Our New Year’s Resolution? See more vintage cars. A predictable resolution for us? Sure. To be honest, we only make fun resolutions.
From time to time on our blog, we’ll feature “Museum Crashes,” where we visit museums with great cars and automotive exhibits. Recently, we visited the Automobile Driving Museum:
Location: 610 Lairport Street, El Segundo, CA 90245
Hours: Tuesday – Sunday, 10am – 4pm (closed Mondays)
Entrance fee: $5 donation per person
Contact: (310) 909-0950
Known for: an incredible collection of Packards, called “Packard Row”
Must See: showroom of precious automobiles features Preston Tucker’s personal Tucker, #30 in the production lot of 51 cars total (all I can say about that is… Be. Still. My. Heart!)
We’ve been to lots of cool car museums, many of which we’ll share with you along the way. But the Automobile Driving Museum quickly stole our hearts and became one of our new favorites for one big reason… YOU CAN RIDE IN THEIR VINTAGE CARS ON SUNDAYS.
Yep, you heard that right. Every Sunday, (weather permitting), from 10:00 am to 3:30 pm, their volunteer museum docents are ready to take you (must be at least 10 years of age) for a spin in a variety of incredible vintage cars. What’s even more exciting is that when you arrive on a sunny Sunday, they’re all lined up at the curb, just waiting for you to jump in and go for a quick ride around town.
On a Sunday, it’s difficult to decide what to do when you arrive. Stay outside, and ride in ALL of the cars, or venture inside to see the well-curated collection of vintage beauties.
Even better, there are docents aplenty to take you on a tour, answer questions (trust me, they know everything about these cars), or simply talk shop.
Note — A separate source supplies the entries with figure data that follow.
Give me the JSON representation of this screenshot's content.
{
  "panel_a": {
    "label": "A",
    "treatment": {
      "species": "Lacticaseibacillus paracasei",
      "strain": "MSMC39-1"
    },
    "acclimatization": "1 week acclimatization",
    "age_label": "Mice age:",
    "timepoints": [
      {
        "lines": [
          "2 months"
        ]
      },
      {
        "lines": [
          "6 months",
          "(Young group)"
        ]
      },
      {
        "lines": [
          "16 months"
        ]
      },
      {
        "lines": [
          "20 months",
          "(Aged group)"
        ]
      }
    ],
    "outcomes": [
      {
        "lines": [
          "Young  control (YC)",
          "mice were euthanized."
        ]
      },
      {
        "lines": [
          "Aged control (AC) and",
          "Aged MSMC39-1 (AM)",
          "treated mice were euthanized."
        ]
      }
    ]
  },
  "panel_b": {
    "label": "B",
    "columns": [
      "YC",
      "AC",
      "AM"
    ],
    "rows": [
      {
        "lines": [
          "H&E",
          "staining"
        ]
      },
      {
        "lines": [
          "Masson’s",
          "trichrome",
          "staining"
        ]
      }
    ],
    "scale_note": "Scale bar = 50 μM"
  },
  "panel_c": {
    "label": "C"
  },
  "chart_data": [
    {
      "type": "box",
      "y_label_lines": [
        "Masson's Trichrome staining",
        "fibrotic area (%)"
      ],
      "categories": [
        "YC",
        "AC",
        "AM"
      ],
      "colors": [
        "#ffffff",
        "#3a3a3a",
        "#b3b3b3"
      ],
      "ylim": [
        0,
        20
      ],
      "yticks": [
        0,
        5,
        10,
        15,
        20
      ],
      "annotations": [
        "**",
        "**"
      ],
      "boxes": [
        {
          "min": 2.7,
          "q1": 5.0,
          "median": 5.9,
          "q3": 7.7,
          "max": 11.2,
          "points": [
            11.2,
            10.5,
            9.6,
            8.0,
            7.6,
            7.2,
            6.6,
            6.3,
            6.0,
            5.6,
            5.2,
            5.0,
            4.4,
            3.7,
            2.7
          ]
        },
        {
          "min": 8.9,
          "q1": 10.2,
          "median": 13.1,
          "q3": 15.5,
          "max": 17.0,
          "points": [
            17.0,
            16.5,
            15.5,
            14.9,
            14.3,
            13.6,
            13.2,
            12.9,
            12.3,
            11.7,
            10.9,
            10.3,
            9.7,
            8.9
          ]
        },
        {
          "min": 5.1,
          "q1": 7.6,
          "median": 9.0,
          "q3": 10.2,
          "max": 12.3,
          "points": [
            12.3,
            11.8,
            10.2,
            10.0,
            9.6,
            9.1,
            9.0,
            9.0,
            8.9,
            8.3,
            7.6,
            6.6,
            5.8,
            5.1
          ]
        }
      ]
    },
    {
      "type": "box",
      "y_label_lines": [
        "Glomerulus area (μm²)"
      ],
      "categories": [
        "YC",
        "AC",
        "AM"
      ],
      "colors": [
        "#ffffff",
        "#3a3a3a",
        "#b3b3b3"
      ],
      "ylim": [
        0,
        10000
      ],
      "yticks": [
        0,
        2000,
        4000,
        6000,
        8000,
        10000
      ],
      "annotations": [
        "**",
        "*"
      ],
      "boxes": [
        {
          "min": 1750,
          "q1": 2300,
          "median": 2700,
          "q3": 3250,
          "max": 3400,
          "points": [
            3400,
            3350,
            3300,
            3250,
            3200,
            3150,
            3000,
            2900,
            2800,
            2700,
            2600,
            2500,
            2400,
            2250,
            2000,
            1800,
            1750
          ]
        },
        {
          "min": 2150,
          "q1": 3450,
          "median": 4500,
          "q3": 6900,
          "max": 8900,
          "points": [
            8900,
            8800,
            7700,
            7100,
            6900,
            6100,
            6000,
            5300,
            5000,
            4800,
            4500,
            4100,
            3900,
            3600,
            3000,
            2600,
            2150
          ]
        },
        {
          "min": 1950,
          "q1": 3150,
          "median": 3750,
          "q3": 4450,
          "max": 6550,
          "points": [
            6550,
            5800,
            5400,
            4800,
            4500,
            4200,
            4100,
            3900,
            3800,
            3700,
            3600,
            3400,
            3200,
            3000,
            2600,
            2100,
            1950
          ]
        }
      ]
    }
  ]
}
Should you choose to wander around on your own, walking through the warehouse and learning about each vehicle is easy, as each car is outfitted with an info sheet that lists all the pertinent details.
As little ones under 10 can’t enjoy the Sunday rides outside, docents will often open doors to cars in the warehouse (when there’s enough space between cars to do so) for kids and let them sit inside. Seriously – how cool is that? When our docent offered that treat to two little kids on our tour, they both simultaneously gasped in disbelief and stood there, mouths agape. My sentiments exactly. They’ll even open hoods and show you the hidden details that really make these cars unique.
Not to be missed is the delightful “Packard Row” in the center of the museum that features the core of their collection, Packards spanning from 1916 to 1958.
While each gracious volunteer docent is loaded with an innumerable amount of factiods about the cars, from engine specs to mechanical minutiae, some of the most fascinating stories they share are the ownership tales that are a part of each vehicle. The lore surrounding these cars is rich, and many of the vehicles were owned by celebrities, including Howard Hughes, Errol Flynn, and even Eleanor Roosevelt (be sure to stick around for the story on that one – it’s good!).
But for every celebutante car, there’s a gorgeous collection of everyday drivers. As one docent explained to me – a goal of the museum is to feature cars that the general public, in that time period, would have been able to see, out on the streets. While the 1936 Packard Packard Standard 8 Touring Car (which belonged to Joseph Stalin) is certainly a sight to see, it wouldn’t have been a car that many people would have readily seen during that time.
The true beauty in the everyday drivers that are featured is that one of these Sundays, they’ll each get their turn to take you for a ride around the block. As you pass each car in the warehouse, you can tell each is driven – these cars don’t really know what dust is. Each has little signs of use, minor little chips, tire wear… all indicative of the life that is still kickin’ in each of these vehicles.
Can’t get enough of this museum? Neither could we. We were so smitten by it, we visited it two weekends in a row (that, and the fact that you can ride in different vintage cars EVERY weekend…). Later, we’ll be back with Part 2 of this post, where we’ll show you more incredible features in this gem of a museum.